(G390) Bar Tòfol (Lleida)
Continúo con mi particular búsqueda de bares
tradicionales. En esta ocasión, la parada es el Bar Tòfol, en el Carrer Pallars, 18 de Lleida. Un establecimiento
abierto en 1954, situado en el centro de la ciudad, que mantiene una propuesta
basada en la cocina catalana clásica, con especial atención al producto,
especialmente pescados, mariscos y una destacable oferta de vinos.
A pesar de la remodelación, conserva ese aire
reconocible de bar de toda la vida, con una atmósfera sencilla y sin
artificios. Ofrecen menú de cuchara al mediodía y una carta bastante atractiva,
aunque conviene tener en cuenta que los platos de pescado y marisco hacen que
la cuenta suba con cierta facilidad.
Empezamos con una ensaladilla rusa (foto), correcta pero sin brillo, de
esas que cumplen sin dejar recuerdo. Mucho mejor los buñuelos de calçots con
salsa romesco (foto), bien
ejecutados, sabrosos y claramente uno de los aciertos de la comida.
Seguimos con dos platos de pescado. Por un lado, las
cocotxas al pil-pil (foto), muy bien
ligadas y con buena textura, resultando un plato notable. Por otro, el pulpo a
la gallega (foto), servido sin
cachelos pero con un punto de cocción muy acertado: tierno y agradable.
Como plato principal, el rabo de toro guisado (foto), que en realidad era rabo de
buey. Un guiso bien trabajado, sabroso y profundo, perfectamente a la altura de
referencias más clásicas como las cordobesas. Un plato contundente que, sin
duda, deja satisfecho.
El postre, pastel de manzana (foto), fue el punto más flojo del conjunto. Ni la presentación ni
el sabor estuvieron a la altura de lo que se espera de un postre tan
reconocible, especialmente para quienes lo han probado en muchas versiones.
Para beber, agua mineral y un par de copas de O Fillo da Condesa 2024
(foto), un albariño de Lagar da
Condesa (D.O. Rías Baixas). Criado sobre lías, presenta un perfil claramente
atlántico: joven, con marcada acidez y buena intensidad. Las condiciones del
viñedo —en pérgola, con fuerte influencia oceánica— se traducen en esa acidez
dominante que, en este caso, se impone sobre la fruta y los aromas más amables,
resultando un vino algo más áspero de lo deseable para mi gusto.

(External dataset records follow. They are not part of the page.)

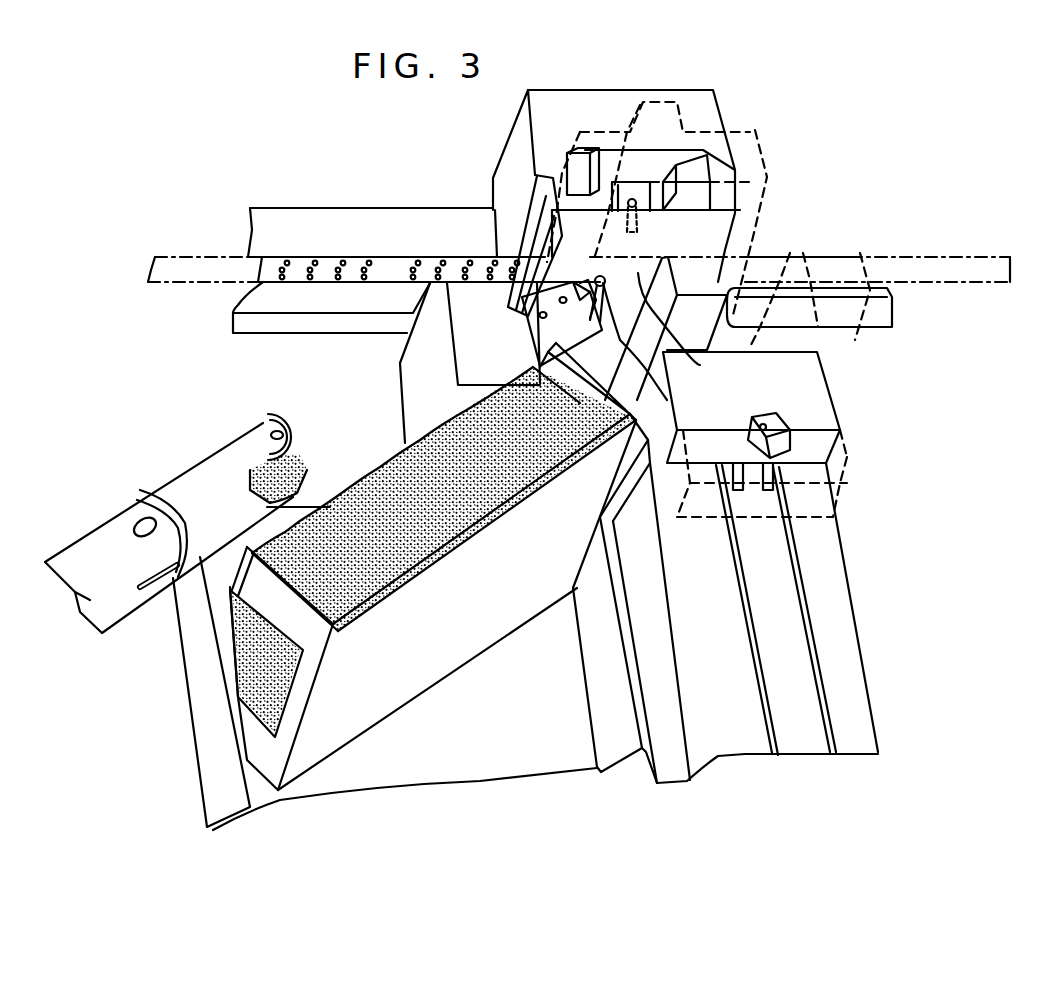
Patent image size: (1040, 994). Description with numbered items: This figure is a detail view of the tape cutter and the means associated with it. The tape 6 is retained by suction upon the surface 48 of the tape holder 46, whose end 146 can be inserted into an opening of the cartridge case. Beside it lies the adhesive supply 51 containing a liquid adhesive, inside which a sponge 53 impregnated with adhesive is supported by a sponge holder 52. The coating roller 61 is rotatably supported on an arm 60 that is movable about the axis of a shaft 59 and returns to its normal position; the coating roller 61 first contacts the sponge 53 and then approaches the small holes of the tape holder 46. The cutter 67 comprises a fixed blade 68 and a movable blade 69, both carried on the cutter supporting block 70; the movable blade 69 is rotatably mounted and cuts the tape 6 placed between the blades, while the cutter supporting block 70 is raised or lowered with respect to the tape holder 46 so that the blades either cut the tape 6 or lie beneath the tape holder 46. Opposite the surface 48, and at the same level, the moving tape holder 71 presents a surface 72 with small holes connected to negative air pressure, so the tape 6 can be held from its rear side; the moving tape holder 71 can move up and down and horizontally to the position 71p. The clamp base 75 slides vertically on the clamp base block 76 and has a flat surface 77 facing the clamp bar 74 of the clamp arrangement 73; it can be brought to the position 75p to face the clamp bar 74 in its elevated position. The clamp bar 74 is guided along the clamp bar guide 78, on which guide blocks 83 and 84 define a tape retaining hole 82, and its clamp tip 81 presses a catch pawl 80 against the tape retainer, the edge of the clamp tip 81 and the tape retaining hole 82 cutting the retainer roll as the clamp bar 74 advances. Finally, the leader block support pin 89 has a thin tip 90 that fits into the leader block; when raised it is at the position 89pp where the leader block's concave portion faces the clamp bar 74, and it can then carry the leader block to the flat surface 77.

The tape 6 is at (190, 262).
The tape holder 46 is at (278, 222).
The end of the tape holder 146 is at (345, 222).
The surface 48 is at (392, 265).
The adhesive supply 51 is at (353, 780).
The sponge holder 52 is at (400, 687).
The sponge 53 is at (433, 513).
The shaft 59 is at (137, 523).
The arm 60 is at (185, 463).
The coating roller 61 is at (260, 410).
The cutter 67 is at (513, 210).
The fixed blade 68 is at (523, 198).
The movable blade 69 is at (548, 343).
The cutter supporting block 70 is at (417, 378).
The moving tape holder 71 is at (720, 280).
The position of the moving tape holder 71p is at (840, 273).
The surface 72 is at (665, 350).
The clamp arrangement 73 is at (822, 423).
The clamp bar 74 is at (795, 650).
The clamp base 75 is at (720, 237).
The position of the clamp base 75p is at (760, 150).
The clamp base block 76 is at (647, 95).
The flat surface 77 is at (707, 350).
The clamp bar guide 78 is at (855, 702).
The catch pawl 80 is at (723, 463).
The clamp tip 81 is at (760, 483).
The tape retaining hole 82 is at (767, 418).
The guide block 83 is at (807, 365).
The guide block 84 is at (843, 460).
The leader block support pin 89 is at (582, 353).
The raised position of the leader block support pin 89pp is at (637, 232).
The thin tip 90 is at (660, 367).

Sin cafés. El pan, blanco, correcto sin más. En
conjunto, una propuesta interesante y fiel a un estilo que cada vez cuesta más
encontrar. Sin embargo, el precio —alejado de lo que uno esperaría de un bar de
este perfil— hace que surjan alternativas en la ciudad más cómodas y
equilibradas en la experiencia global.
Precio a la carta: 50 € por persona, sin cafés.
Fecha de la visita: 13 de abril de 2026.